Let's see how well the PCA model reconstructs background spectra. Good reconstructions mean low SAD scores.


In [None]:
# Select 10 random background spectra to visualize
np.random.seed(42)
n_examples = 10
example_indices = np.random.choice(len(background_training.spectra), n_examples, replace=False)

# Create subplots
fig, axes = plt.subplots(5, 2, figsize=(16, 20))
axes = axes.flatten()

for i, idx in enumerate(example_indices):
    spec = background_training.spectra[idx]
    
    # Prepare spectrum (same as detector does)
    if detector.normalize:
        counts = spec.counts / spec.counts.sum()
    else:
        counts = spec.counts
    
    # Get reconstruction from PCA
    X = counts.reshape(1, -1)
    X_reconstructed = detector.pca.inverse_transform(detector.pca.transform(X))
    
    # Calculate residual
    residual = X - X_reconstructed
    sad_score = np.sum(residual ** 2)
    
    # Get energy centers for plotting
    energy_centers = spec.energy_centers
    
    # Plot
    ax = axes[i]
    ax.plot(energy_centers, counts, 'k-', linewidth=1.5, alpha=0.7, label='Original')
    ax.plot(energy_centers, X_reconstructed[0], 'r--', linewidth=1.5, alpha=0.8, label='Reconstruction')
    ax.fill_between(energy_centers, 0, residual[0], alpha=0.3, color='orange', label='Residual')
    
    ax.set_xlabel('Energy (keV)', fontsize=10)
    ax.set_ylabel('Normalized Counts' if detector.normalize else 'Counts', fontsize=10)
    ax.set_title(f'Spectrum {idx} | SAD Score: {sad_score:.6f}', fontsize=11, fontweight='bold')
    ax.legend(fontsize=9)
    ax.grid(True, alpha=0.3)
    ax.set_xlim(0, 3000)

plt.suptitle(f'Background Spectrum Reconstructions (using {detector.n_components} PCs)', 
             fontsize=16, fontweight='bold', y=0.995)
plt.tight_layout(rect=[0, 0, 1, 0.99])
plt.show()

print(f"\n✅ PCA reconstruction quality visualization complete!")


## Set Threshold Based on False Alarm Rate

We'll calibrate the threshold using the **alarms per hour** metric, which is the standard for operational radiation detection systems.

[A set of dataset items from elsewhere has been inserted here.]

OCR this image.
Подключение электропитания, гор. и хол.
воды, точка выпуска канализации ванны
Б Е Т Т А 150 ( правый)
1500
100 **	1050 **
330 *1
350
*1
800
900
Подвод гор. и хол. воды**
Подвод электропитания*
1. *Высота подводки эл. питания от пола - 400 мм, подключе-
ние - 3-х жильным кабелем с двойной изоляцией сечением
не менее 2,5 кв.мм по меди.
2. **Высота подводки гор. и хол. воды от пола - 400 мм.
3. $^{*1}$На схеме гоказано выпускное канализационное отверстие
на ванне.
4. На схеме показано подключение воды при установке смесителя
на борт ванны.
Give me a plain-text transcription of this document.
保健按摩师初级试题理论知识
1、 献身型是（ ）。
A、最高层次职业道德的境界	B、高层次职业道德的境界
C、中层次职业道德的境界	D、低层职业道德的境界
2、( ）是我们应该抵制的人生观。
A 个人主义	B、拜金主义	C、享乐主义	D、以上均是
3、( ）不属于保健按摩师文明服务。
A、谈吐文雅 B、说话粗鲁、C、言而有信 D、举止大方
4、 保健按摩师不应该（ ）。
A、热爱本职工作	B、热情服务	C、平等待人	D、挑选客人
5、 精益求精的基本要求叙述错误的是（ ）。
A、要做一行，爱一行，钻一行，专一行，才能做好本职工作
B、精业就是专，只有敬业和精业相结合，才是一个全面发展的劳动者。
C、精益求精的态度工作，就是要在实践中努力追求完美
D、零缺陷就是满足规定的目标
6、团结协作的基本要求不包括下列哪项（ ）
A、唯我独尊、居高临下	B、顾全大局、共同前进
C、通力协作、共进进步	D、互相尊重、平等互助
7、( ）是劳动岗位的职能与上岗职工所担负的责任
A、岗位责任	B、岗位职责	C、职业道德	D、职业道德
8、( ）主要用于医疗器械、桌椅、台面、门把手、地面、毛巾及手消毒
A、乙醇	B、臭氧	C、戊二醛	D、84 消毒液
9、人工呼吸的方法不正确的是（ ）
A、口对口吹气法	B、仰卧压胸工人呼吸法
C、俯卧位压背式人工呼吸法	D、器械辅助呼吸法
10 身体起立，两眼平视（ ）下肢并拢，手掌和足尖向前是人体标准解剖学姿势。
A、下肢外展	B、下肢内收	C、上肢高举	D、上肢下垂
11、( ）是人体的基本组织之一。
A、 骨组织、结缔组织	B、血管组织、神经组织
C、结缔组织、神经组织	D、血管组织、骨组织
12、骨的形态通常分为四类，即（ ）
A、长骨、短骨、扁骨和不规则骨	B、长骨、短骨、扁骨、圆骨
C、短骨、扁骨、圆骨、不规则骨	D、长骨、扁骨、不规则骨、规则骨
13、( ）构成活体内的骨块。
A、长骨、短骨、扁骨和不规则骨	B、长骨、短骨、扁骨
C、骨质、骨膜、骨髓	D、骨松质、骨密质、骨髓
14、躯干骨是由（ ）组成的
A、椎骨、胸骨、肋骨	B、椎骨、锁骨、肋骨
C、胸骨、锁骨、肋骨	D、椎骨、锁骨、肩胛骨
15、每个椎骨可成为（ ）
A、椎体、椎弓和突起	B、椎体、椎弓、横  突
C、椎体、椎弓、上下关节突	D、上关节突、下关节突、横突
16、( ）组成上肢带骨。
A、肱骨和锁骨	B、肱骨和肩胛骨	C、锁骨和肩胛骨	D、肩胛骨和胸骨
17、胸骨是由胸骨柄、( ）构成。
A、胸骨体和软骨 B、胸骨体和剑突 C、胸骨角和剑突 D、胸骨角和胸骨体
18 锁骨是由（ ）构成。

ANSI N42.48 typically requires **< 1 alarm/hour** for nuisance alarm rates.

This is different from simply thresholding a percentage of spectra, because:
- Alarm aggregation reduces the alarm count (consecutive high scores = 1 alarm)
- The metric is time-based, making it more operationally meaningful
- It accounts for temporal dynamics of the detector


In [None]:
# Set threshold based on alarms per hour (ANSI standard metric)
# ANSI N42.48 typically requires < 1 alarm/hour
#
# NOTE: Using just the first background run for quick calibration and fair
# algorithm comparison.
#
# ⚠️  FOR REAL-WORLD/PRODUCTION USE: You should calibrate on MULTIPLE background
#     runs (e.g., 20+) to get robust statistics and account for environmental
#     variations, detector drift, and different background conditions. Using a
#     single run is acceptable for testing and algorithm comparison, but not
#     for operational deployment.
alarms_per_hour = 0.5  # Conservative target

print(f"Setting threshold for {alarms_per_hour} alarms per hour (ANSI compliant)...")
print("This uses iterative search to find the optimal threshold...")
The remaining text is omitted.